Les entreprises françaises ont perdu de l'argent en 2020 et leur dette est passée de 74 à 86% du PIB. Nicolas Barré fait le point sur une question d'actualité économique.
Un an après le premier confinement, le bilan de la crise est lourd pour les entreprises, malgré les aides publiques.
Les entreprises en effet ont été fortement mises à contribution, plus que les ménages. Ceci reflète les choix collectifs qui ont été effectués depuis un an: avec le chômage partiel notamment, le gouvernement a cherché à préserver le pouvoir d’achat des ménages qui a globalement stagné l’an dernier. Au fond, l’État a voulu neutraliser l’impact de la crise pour les ménages. Il a joué à fond son rôle d’amortisseur. Pour les entreprises, en revanche, ce n’est pas la même histoire. Selon les calculs de l’institut de recherche économique Rexecode, l’ensemble des sociétés non financières françaises a plongé dans le rouge l’an dernier. Elles ont payé un lourd tribut.
C’est historique, ça n’était pas arrivé depuis plus de 30 ans.
Depuis 1984 exactement. Si on fait le total des bénéfices et des pertes de toutes les sociétés françaises, bon an mal an on arrive toujours à un résultat positif de plusieurs dizaines de milliards d’euros, ça tourne entre 40 et 60 milliards d’euros depuis le milieu des années 1990. Et heureusement, car ce sont ces bénéfices globaux qui permettent à nos entreprises d’investir et de se développer. En 2019, avant le Covid, leur bénéfice a même atteint 75 milliards. Or l’an dernier, pour la première fois donc depuis bien longtemps, "l’entreprise France", si on peut dire, était en perte, une perte de cinq milliards d’euros. Le taux de marge est également tombé au plus bas depuis le milieu des années 80, et ça c’est évidemment une fragilité pour la suite.
Ça se traduit par un recours plus important à l’endettement.

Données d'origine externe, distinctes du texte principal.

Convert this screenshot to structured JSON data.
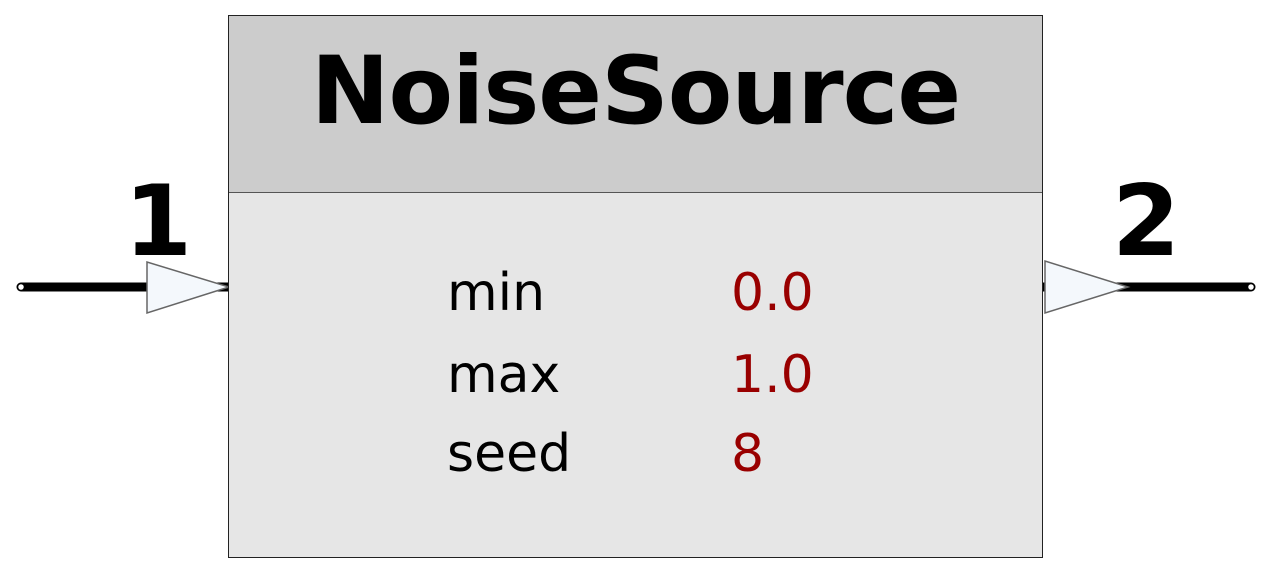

Les entreprises ont dû s’endetter pour simplement maintenir leurs capacités de production. On parle souvent de la dette publique, qui a dépassé 100% du PIB, on est même à 120%. La dette des entreprises aussi a bondi, elle est passée de 74 à 86% du PIB, c’est-à-dire pas loin du double du ratio des entreprises allemandes. Voilà pourquoi il est crucial maintenant que les entreprises françaises renforcent leurs fonds propres : c’est l’objet du plan qui a été annoncé la semaine dernière. En préservant le pouvoir d’achat des ménages, le gouvernement a sauvé la consommation, dont acte. Mais dans le même temps la situation financière des entreprises s’est fragilisée. La priorité désormais va être d’éviter que trop d’entre elles ne décrochent.